|The Daily Telegraph|
Saturday, September 10, 2005
DUBLIN - Human embryos have been created in Britain without using sperm for the first time.
The "virgin conception" embryos, which mark a new way to grow a woman's cells and tissues for a vast range of treatments, were revealed by an Edinburgh team.
The development is the second time in as many days that U.K. scientists have pushed back the boundaries of reproductive science.
On Thursday, approval was given to experiments to create embryos from three people to develop a novel treatment for a class of genetic disease. In the short term, the new work will shed fresh light on hereditary diseases, the problems caused by cloning and on what happens when the regulation of genes in development goes awry.
The human embryo in question results not from a fertilized egg but from an egg that has been tricked into dividing, the British Association meeting in Dublin was told by Dr. Paul De Sousa. He now works at Edinburgh University but did the work at the nearby Roslin Institute, where Dolly the sheep was cloned.
It took Dr. De Sousa around 300 human eggs to create half a dozen blastocysts -- human embryos that consist of around 50 cells, which can be used as a source of stem cells that can be grown into all 200 or so types of cells in the body.
Although attempts to grow stem cells from the blastocysts have not yet succeeded, as they have in non-human primates, Dr. De Sousa was confident it was only a matter of time. The embryos were grown by a process called parthenogenesis, which means "virgin birth" in Greek.
Although some scientists had thought the use of "parthenotes" in this research would sidestep objections from pro-life groups, Dr. De Sousa said this was not the case. "Someone who has a pro-life outlook will regard any usage of eggs and embryos for non-reproductive purposes as objectionable."
Most plants can multiply by parthenogenesis, and so do all fungi and many animals, such as corals. But humans, like other mammals, do not because of a gene regulation process called imprinting. This ensures genes from the mother and father must contribute if development in the womb is to reach term.
Initially, scientists are interested in using cells from parthenotes to shed light on cloning, which disrupts imprinting, and on the links between faulty imprinting and disease.
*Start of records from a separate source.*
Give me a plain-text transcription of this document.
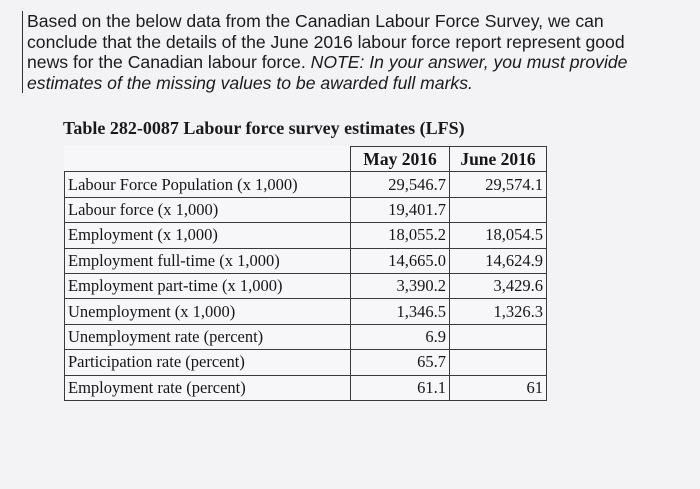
Based on the below data from the Canadian Labour Force Survey, we can

conclude that the details of the June 2016 labour force report represent good

news for the Canadian labour force. NOTE: In your answer, you must provide

estimates of the missing values to be awarded full marks.

Table 282-0087 Labour force survey estimates (LFS)
	May 2016	June 2016
Labour Force Population (x 1,000)	29,546.7	29,574.1
Labour force (x 1,000)	19,401.7	
Employment (x 1,000)	18,055.2	18,054.5
Employment full-time (x 1,000)	14,665.0	14,624.9
Employment part-time (x 1,000)	3,390.2	3,429.6
Unemployment (x 1,000)	1,346.5	1,326.3
Unemployment rate (percent)	6.9	
Participation rate (percent)	65.7	
Employment rate (percent)	61.1	61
Parthenogenesis also offers the opportunity to grow cells from a woman who is suffering from a genetic disease, so that a very detailed study can be made of the cellular effects of the disease.
To create the parthenotes, immature human eggs are taken, with consent, from women who have undergone sterilization, and then grown in the laboratory.
Around half can be successfully matured this way and then persuaded to divide with a shock of electricity. But only five in every hundred will grow to the blastocyst stage, and then with only half the usual number of cells.
There are no plans to implant the embryos to create a pregnancy, Dr. De Sousa stressed.
The parthenote retains the full set of DNA from the egg donor and can be used to make her stem cells. If imprinting errors do not interfere, "tissue we could derive from such an egg and embryo would be compatible for transplantation," he said.
In theory, these stem cells could be used to grow replacement brain tissue for a woman who had developed Parkinson's disease.